Lean on your peers so you can all be assertive together. If you notice that you’re not the only one being bossed around by your coworker, sit down and chat with your other coworkers about it. Try not to be rude or gossip about them—stick to the facts, and then talk about what you can all do together about it in the future. “Have you noticed that Sarah is a little bossy? Maybe the next time she tries to tell one of us what to do, we could stick up for each other.” “I noticed that Sam was telling you what to do yesterday. He does the same thing to me. Should we talk to him about it?”

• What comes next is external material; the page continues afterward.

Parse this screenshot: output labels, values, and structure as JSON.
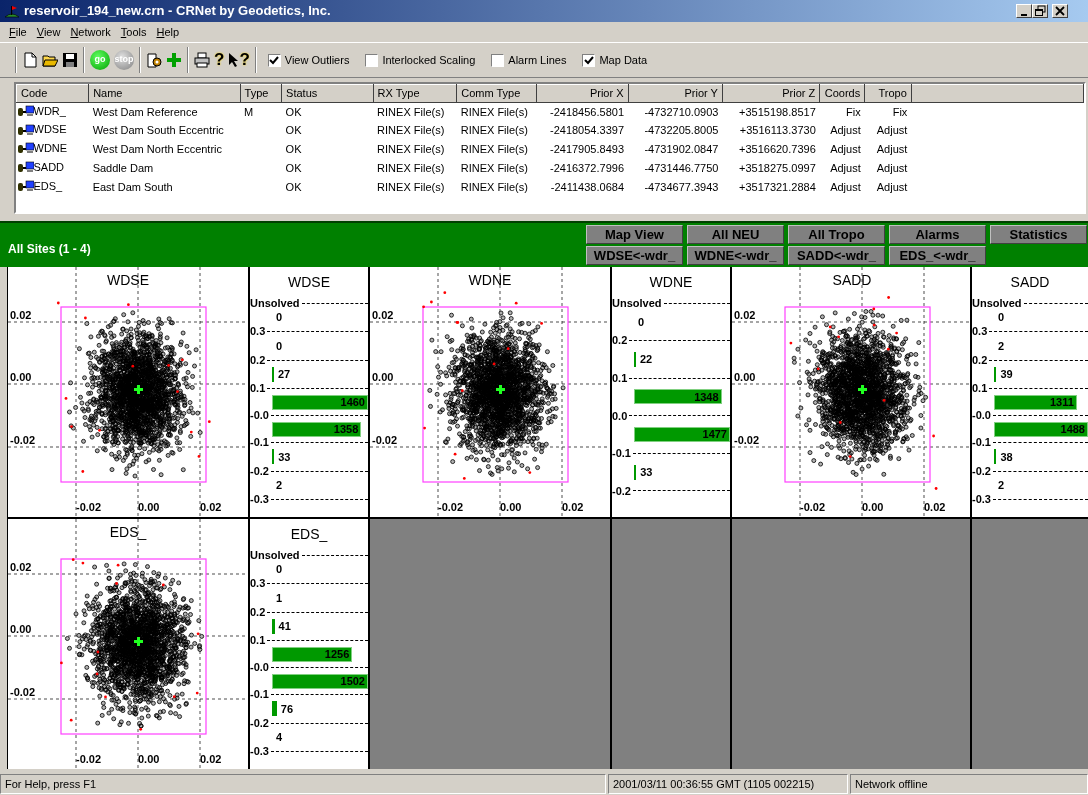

Talk to your boss if you need to.

Your boss can help mediate if nothing is changing. If you’ve tried talking to your coworker one-on-one and they still tell you what to do all the time, escalate the situation. Approach your boss or the HR department and ask them to have a chat with your coworker. They can help you deal with the conflict and get things resolved quickly. Treat your meeting with the boss or HR as a chance to go over peer-to-peer relations rather than a coworker-bashing session. Keep your comments professional and respectful to get the higher-ups on your side. “Jeremy does great work, and I can tell he cares a lot about this company. However, I’ve noticed that he tends to take on a leadership role often, even when it’s not required of him. I’d love to chat with you and Jeremy at the same time to go over his role and how he fits into this team.”

Stay calm.

Being calm and nice will lead to a more productive workplace environment. It can be tough to keep your emotions in check when your coworker bosses you around. If you find yourself getting frustrated or worked up, take a few deep breaths and count to 10 before responding. Bossy people tend to look for situations where they can play the victim. The more you treat them with respect and kindness, the less fuel you’ll add to the fire. However, being kind doesn’t mean letting them tell you what to do forever. You can still be kind and civil while also being assertive about your own needs.